Storing produce correctly helps preserve fruits and vegetables for healthful meals and tasty eating. Choose the right spot in the refrigerator for your vegetables—if they even belong there in the first place.
Appliance Design & Settings
Hanging on to an inefficient older refrigerator can cost you money in the form of higher electric bills. It also deprives you of access to advanced features that help optimize refrigerated storage for better produce preservation. Look for drawers with adjustable humidity controls that let you set levels separately in individual compartments. Some refrigerators use separate cooling systems for refrigerated and frozen compartments, so they maintain the higher humidity that suits refrigerated foods and hampers frozen storage. Some refrigerators offer apps along with the convenience and precision of numeric temperature settings that eliminate guesswork. If your refrigerator doesn't offer these controls, place an appliance thermometer in the refrigerator compartment to monitor temperature and a hygrometer to track humidity levels.
Fruits and vegetables don't like each other's company. Fruits emit ethylene gas as they ripen, encouraging neighboring vegetables to develop brown spots, altered flavor and spoilage. To maintain a good environment for your vegetables, take out the fruit, along with a handful of vegetables with similar habits—including onions, which don't benefit from refrigeration in the first place. Most fruits like a drier environment than the optimal humidity levels for vegetables, so separating the two categories benefits both of them in other ways as well. Some produce items, including tomatoes, lose flavor if you refrigerate them instead of keeping them in a cool, dark place.
Know Your Produce
The best way to optimize vegetable storage starts with a crash course in vegetable likes and dislikes. Assuming that all produce benefits from refrigeration, or the same refrigerator conditions, does your veggies a disservice. Their storage "personalities" determine which you refrigerate and for how long. Some, including asparagus, want moisture at their cut ends. Fresh corn in the husk belongs on the table on the day you buy it, not in the refrigerator at all. The starch in potatoes turns to unwanted sugar in the cold. Your highest-humidity items, including anything leafy, can benefit from bagged storage that helps preserve their moisture content. If you print a storage-tip list on your home computer, you can attach it to the refrigerator door or your kitchen bulletin board and track best practices before you store.

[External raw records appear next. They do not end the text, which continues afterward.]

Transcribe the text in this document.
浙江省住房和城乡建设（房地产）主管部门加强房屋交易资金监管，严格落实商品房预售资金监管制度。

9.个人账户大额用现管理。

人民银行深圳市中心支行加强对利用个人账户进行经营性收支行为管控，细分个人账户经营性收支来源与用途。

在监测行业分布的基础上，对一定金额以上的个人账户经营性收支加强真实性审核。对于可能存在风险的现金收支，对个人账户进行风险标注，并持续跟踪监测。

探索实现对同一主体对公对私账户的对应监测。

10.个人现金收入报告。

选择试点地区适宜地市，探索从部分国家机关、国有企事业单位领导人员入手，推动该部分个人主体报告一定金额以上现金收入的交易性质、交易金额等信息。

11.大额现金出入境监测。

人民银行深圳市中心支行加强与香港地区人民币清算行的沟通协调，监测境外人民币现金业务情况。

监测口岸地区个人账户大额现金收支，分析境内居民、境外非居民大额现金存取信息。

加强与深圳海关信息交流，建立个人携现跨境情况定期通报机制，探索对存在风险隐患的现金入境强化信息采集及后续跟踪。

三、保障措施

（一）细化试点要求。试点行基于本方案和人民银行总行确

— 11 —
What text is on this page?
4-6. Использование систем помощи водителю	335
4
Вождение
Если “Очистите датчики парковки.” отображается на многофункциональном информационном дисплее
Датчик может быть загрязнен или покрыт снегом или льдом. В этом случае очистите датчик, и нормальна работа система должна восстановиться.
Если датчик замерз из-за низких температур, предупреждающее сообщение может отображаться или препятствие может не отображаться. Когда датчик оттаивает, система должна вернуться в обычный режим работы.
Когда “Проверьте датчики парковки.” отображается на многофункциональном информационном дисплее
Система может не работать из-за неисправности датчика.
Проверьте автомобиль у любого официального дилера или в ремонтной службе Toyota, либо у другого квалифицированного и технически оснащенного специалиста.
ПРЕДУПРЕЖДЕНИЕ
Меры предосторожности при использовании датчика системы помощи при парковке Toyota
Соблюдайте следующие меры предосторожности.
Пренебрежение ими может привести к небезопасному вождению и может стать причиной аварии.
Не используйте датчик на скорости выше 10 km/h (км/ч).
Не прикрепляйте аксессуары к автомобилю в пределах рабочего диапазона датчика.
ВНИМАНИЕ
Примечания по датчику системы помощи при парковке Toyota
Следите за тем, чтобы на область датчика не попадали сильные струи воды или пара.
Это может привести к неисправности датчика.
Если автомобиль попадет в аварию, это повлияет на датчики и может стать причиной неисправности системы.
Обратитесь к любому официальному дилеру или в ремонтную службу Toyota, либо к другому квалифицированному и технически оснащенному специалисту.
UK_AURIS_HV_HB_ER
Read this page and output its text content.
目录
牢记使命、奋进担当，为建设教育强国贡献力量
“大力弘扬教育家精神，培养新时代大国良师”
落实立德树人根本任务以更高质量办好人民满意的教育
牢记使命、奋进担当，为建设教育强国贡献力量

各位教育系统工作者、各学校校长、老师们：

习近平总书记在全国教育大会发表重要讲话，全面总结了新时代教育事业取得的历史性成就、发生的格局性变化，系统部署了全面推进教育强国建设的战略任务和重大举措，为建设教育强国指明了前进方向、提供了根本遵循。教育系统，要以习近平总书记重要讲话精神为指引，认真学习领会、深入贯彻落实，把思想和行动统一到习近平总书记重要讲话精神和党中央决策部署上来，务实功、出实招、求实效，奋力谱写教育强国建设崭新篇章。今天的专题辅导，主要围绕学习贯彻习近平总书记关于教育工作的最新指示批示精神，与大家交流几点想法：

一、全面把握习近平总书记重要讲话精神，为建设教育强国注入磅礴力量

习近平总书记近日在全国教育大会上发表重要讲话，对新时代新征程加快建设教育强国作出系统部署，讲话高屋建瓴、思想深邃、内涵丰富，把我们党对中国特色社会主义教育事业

Most vegetables that belong in the refrigerator should go directly into it from the farmer's market, grocery store or your garden. Washing your produce can introduce excess moisture that promotes premature ripening and deterioration, but some vegetables benefit from a little TLC before you put them away. For example, root vegetables such as carrots, parsnips and turnips require less humidity if you trim off their leafy tops first. Organize your storage drawers so you use older items before new ones, cutting down on spoilage and waste. Anything that looks bruised should go in your use-first category, even if it's newer than other items. If you base your produce acquisitions on your immediate menu needs, you lower the risk of finding rot among your rutabagas or spots on your spinach.